I install Lightning 0.9 Calendar add-on.  This add-on will give you a PIM system which allows you to manage you daily schedule.  It nice and works well, but I use Google Calendar.  So I installed Provider for Google Calendar 0.5.2.  This add-on allows you to read and write to your Google Calendar.  please note, the Lightning add-on is required.  You will need your Private ICAL address from Google to make this add-on work.  Since I also like to have the US Holidays too, I created a separate Google calendar in Thurnderbird called US Holidays and used the Google public address

One thing that I could not get from Evolution for some reason was my list of birthdays and special dates.  This was one of those things that I never got around to importing into Google Calendar.  Since I still have Windows XP with Office 2007 on my other HDD, I rebooted into XP and exported my Outlook calendar to a csv file.  After importing the csv file into Google Calendar I opened Thunderbird and verified all my entries were available.  For one reason or another I had to reset the occurrence from “Does not Repeat” to “Yearly”.  More than likely I goofed the original entry way back when.

Everything looks great and is working correctly. But I like to sign my e-mails with signatures for different occasions. Some are funny (at least to me) and some have my personal information. To get this function I installed Quicktext. It’s easy to use and I created about 8 different signatures for my Gmail and ISP accounts. After you compose your message just click on the dropdown above the e-mail body field and choose your signature.

When I receive a message from one of my accounts, Thunderbird has its native popup, which works well but it doesn’t fall in-line with my Ubuntu popup notification. I found this cool addon (which is still under development) called Mozilla Notification Extensions 0.1.2. Be sure to read the “More about this add-on” section.  Once this is installed, turn off the Thunderbird popup notification and restart Thunderbird.
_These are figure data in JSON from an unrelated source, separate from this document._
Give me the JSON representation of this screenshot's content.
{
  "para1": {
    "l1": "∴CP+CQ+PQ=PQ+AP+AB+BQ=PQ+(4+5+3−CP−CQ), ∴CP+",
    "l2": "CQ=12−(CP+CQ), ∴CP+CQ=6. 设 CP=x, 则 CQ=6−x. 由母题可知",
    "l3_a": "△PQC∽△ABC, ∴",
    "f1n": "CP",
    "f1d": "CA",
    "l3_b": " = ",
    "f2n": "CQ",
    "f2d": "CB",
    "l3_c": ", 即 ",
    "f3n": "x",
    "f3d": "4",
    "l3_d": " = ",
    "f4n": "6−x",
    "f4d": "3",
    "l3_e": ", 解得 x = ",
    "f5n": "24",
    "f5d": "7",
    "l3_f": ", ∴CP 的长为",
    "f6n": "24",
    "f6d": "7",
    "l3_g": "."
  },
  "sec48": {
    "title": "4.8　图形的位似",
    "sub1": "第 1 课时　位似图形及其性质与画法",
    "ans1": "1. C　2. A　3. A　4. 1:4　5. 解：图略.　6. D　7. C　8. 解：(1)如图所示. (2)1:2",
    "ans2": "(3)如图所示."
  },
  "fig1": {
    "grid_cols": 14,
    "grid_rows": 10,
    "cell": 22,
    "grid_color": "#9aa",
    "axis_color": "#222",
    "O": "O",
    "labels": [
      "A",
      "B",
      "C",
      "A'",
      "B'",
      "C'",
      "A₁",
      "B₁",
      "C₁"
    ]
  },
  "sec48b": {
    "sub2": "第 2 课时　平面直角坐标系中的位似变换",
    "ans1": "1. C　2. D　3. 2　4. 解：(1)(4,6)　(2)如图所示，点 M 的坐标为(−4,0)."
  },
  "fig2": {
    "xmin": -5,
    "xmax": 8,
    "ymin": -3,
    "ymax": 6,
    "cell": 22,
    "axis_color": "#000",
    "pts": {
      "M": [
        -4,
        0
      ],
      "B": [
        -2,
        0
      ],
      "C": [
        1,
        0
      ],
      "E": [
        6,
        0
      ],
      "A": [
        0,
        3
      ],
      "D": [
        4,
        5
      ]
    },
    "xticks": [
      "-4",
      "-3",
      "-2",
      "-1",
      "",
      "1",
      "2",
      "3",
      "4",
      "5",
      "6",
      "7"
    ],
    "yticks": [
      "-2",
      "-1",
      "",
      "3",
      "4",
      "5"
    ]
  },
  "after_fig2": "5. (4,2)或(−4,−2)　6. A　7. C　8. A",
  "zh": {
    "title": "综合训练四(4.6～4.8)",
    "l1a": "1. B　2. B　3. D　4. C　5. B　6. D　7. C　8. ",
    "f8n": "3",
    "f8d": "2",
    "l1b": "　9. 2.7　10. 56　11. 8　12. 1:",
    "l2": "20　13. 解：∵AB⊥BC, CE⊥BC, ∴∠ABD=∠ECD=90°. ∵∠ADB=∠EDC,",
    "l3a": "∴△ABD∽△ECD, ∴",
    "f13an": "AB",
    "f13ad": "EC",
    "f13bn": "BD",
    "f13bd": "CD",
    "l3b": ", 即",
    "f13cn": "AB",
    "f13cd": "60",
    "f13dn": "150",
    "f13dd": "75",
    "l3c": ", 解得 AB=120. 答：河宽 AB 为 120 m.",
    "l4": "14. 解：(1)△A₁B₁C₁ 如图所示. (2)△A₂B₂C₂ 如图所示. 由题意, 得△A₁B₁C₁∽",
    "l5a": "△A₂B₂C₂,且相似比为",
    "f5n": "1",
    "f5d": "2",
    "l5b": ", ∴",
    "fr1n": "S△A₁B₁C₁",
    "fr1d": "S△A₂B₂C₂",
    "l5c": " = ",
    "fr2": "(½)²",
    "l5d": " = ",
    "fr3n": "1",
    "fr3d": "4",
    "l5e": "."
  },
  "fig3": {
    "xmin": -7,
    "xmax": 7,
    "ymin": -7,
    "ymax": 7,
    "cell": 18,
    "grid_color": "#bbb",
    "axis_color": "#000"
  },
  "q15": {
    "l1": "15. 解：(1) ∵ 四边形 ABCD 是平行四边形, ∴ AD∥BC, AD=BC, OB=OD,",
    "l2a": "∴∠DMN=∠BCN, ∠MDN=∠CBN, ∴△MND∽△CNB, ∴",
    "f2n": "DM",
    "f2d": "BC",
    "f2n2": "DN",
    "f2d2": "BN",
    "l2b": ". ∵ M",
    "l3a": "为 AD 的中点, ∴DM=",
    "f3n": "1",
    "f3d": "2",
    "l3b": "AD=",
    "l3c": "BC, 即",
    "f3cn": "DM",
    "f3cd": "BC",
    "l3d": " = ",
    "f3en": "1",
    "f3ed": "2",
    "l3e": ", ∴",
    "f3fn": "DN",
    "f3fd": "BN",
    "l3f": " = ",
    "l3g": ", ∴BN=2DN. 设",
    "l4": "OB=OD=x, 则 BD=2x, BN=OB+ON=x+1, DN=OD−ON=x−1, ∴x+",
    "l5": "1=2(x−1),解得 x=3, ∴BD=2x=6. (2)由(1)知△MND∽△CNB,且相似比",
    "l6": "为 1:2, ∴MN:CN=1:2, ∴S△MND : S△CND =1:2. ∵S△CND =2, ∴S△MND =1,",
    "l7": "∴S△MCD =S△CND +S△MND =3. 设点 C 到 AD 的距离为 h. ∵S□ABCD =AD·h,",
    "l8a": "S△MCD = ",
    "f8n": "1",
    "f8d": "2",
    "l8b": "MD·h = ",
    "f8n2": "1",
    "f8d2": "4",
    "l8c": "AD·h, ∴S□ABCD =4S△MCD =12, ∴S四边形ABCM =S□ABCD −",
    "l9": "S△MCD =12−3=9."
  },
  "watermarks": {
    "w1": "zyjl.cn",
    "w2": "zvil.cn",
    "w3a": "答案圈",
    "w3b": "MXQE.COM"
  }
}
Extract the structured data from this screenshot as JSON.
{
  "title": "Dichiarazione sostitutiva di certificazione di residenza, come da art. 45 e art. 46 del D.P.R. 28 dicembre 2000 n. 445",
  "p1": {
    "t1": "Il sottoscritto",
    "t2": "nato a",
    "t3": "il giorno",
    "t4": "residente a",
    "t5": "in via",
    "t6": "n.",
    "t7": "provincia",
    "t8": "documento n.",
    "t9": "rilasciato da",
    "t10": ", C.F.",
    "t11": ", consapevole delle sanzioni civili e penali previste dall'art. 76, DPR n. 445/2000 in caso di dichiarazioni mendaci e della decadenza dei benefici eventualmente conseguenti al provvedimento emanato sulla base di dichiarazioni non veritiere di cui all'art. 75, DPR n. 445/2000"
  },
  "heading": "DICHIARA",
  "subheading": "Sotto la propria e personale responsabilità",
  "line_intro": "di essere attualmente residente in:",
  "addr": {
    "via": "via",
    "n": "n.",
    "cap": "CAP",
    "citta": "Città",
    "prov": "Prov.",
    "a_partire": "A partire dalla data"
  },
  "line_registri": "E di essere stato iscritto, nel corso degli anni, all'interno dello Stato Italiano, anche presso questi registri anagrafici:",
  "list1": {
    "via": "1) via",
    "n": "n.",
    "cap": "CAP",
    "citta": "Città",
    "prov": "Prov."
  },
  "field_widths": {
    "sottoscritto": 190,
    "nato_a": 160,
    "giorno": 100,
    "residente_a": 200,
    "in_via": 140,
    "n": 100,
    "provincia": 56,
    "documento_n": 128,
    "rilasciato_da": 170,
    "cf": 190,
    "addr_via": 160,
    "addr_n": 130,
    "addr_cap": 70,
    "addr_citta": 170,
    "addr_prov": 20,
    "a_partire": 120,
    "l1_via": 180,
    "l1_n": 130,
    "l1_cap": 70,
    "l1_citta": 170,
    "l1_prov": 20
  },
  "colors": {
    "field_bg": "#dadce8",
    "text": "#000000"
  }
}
I left Evolution on my PC, but removed the Evolution Alarm Notifier and gmail cal I found several months ago (which allows Evolution to work better with Google Calendar) from Startup Applications.  So far I’ve been pleased with this migration. What I might want to look at is what would it take to migrate my Thunderbird setup to a USB to Windows XP or another Linux distro.

Templates in Evolution – Update

Well it turns out Evolution does have a template feature in version 2.26.1.  Here are the steps to create the templates:

  1. Create a new e-mail.
  2. Give it a Subject (this is also the name of the template.)
  3. Modify the body of the e-mail, include and special signatures. fig 1
  4. From the menu bar, click File, Save As Template.  fig 2

In your folder lists located in the left windows panel, you will see the folder Templates.  That folder may have been there before, I’m not sure and I don’t remember.  fig 3 In the Templates folder you will see the template e-mail you created.  fig 4

Now you can right-click an e-mail and respond with a template you designed!  fig 5 You can double click the template from the Templates folder and send a new message without it removing the message from the Templates folder. fig 1

Templates in Evolution

I moved everything over from Windows XP to Ubuntu, and finished getting most of everything migrated from Outlook to Evolution.  I have to admit, I am still working out some personal issues with it, but that’s another topic.

When I used Outlook, I had several templates created.  One for jokes to everyone, another for jokes to others, and another for work I do on the side.  I tried to save a joke template in Evolution, but i can’t seem to figure out how to access that template when I want to send out a joke to my family.  the only thing I saw so far was from Scott Morris in an article called Message Templates in Evolution. It is a good idea, but i was really looking for something where i can save a file to my Desktop and double-click it to open in Evolution and have it ready to go.

I’ll keep searching the Internet, but maybe this is something I can research and build myself.